Improve your writing

How Theme Statement Can Improve Your Writing

Vagueness is the killer of good ideas. You can get rid of vagueness from your writing with this simple technique.

One of the topics that my undergraduate students of Public Speaking praised as highly useful was Theme Statement Writing. The beauty of a theme statement is that it enables you to organize your thoughts and write stories, articles and speeches that hang together. Most of us never learn to organize our thoughts. Some psychologists say the problem starts in our childhood days. As children we are controlled by our emotions. So you find yourself often bubbling with ideas and stories. You may start with one idea and soon another one comes crowding in so you abandon the earlier one and start on the new. That problem persists into adulthood. and it is very common, seeing the many articles written on how to organize your thoughts.

When you use theme statement to organize your thoughts and materials, you ask yourself: What is the main idea that I want my reader to get? Write the answer to the question as clearly and as specifically as you can. Often you will be surprised that you cannot put the theme statement on paper. It’s a clear indication that your story doesn’t hang together. You should reduce it to a single idea.

Example of Theme Statement

How do you then write a theme statement? Let’s illustrate with a simple example. Let’s suppose we are writing an article on “The Four Essentials of a Direct Mail Marketing Package”. In such an article, it is safe to assume that your readers are familiar with direct mail marketing.
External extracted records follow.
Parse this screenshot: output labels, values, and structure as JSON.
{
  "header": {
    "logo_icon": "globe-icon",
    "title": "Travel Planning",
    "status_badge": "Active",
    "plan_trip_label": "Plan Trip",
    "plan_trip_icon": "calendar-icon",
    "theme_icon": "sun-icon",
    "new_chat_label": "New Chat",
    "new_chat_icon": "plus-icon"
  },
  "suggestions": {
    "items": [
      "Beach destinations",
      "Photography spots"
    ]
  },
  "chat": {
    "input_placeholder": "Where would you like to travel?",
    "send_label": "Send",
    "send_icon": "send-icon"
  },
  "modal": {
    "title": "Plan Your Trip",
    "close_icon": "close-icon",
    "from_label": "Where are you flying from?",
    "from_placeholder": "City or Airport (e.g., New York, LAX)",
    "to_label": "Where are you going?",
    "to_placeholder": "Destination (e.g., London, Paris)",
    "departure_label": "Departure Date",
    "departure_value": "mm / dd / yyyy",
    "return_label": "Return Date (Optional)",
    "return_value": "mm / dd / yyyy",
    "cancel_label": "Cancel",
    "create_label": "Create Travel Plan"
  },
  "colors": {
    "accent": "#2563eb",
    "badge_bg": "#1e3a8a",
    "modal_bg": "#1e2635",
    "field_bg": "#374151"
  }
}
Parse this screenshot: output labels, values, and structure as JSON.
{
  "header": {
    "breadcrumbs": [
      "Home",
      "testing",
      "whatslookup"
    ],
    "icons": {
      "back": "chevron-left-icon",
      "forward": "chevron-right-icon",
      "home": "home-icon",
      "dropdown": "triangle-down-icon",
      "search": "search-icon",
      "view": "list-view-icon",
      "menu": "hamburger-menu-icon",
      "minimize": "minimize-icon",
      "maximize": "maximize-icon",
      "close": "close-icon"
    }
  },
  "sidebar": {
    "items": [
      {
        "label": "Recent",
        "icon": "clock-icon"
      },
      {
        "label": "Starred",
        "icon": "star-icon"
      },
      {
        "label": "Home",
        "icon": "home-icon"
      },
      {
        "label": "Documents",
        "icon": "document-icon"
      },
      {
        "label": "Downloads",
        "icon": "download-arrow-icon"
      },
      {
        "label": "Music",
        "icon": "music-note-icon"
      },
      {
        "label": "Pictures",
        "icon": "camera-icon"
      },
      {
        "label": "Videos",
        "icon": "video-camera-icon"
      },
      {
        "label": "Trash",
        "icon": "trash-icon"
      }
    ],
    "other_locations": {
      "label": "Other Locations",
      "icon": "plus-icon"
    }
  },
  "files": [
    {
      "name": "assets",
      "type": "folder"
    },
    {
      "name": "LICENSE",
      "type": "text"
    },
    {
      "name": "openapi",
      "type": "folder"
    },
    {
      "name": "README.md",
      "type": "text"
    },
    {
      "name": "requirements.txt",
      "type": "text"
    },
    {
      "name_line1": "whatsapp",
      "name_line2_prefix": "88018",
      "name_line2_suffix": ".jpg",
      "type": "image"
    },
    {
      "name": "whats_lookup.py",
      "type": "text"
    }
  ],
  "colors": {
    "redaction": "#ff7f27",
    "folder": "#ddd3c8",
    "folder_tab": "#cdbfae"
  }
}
They probably have even used it to market their products. So what is it that they want to know? They want to know what items are essential, perhaps so that they can improve their marketing campaigns or just so that they can know they are doing it right.

With this in mind, let’s write down our theme statement: “The four essentials of a direct mail marketing package are a hard hitting sales letter, a brochure, an order form and a self-addressed reply envelope.” Now I have a good theme statement. I have even the four key paragraphs that I will use in my article. (Of course, you can make many more paragraphs out of each main paragraph). My theme statement is the scaffolding upon which I can hang the many materials I have gathered when I was researching my article. I can now clearly see what does and what doesn’t fit. I shouldn’t try to hammer it in what doesn’t fit, no matter how much I love it. I should either throw it into the dustbin or keep it aside for another story idea.

As you can see, your theme statement must be a clear statement. Don’t confuse it with your main topic or the theme in your fiction writing. Theme statement is a fragment of a topic. Some people call it a “thesis statement.” Whatever you call it, the purpose is the same-to remove vagueness from your writing.

Use it and you’ll be surprised you didn’t learn to use it earlier.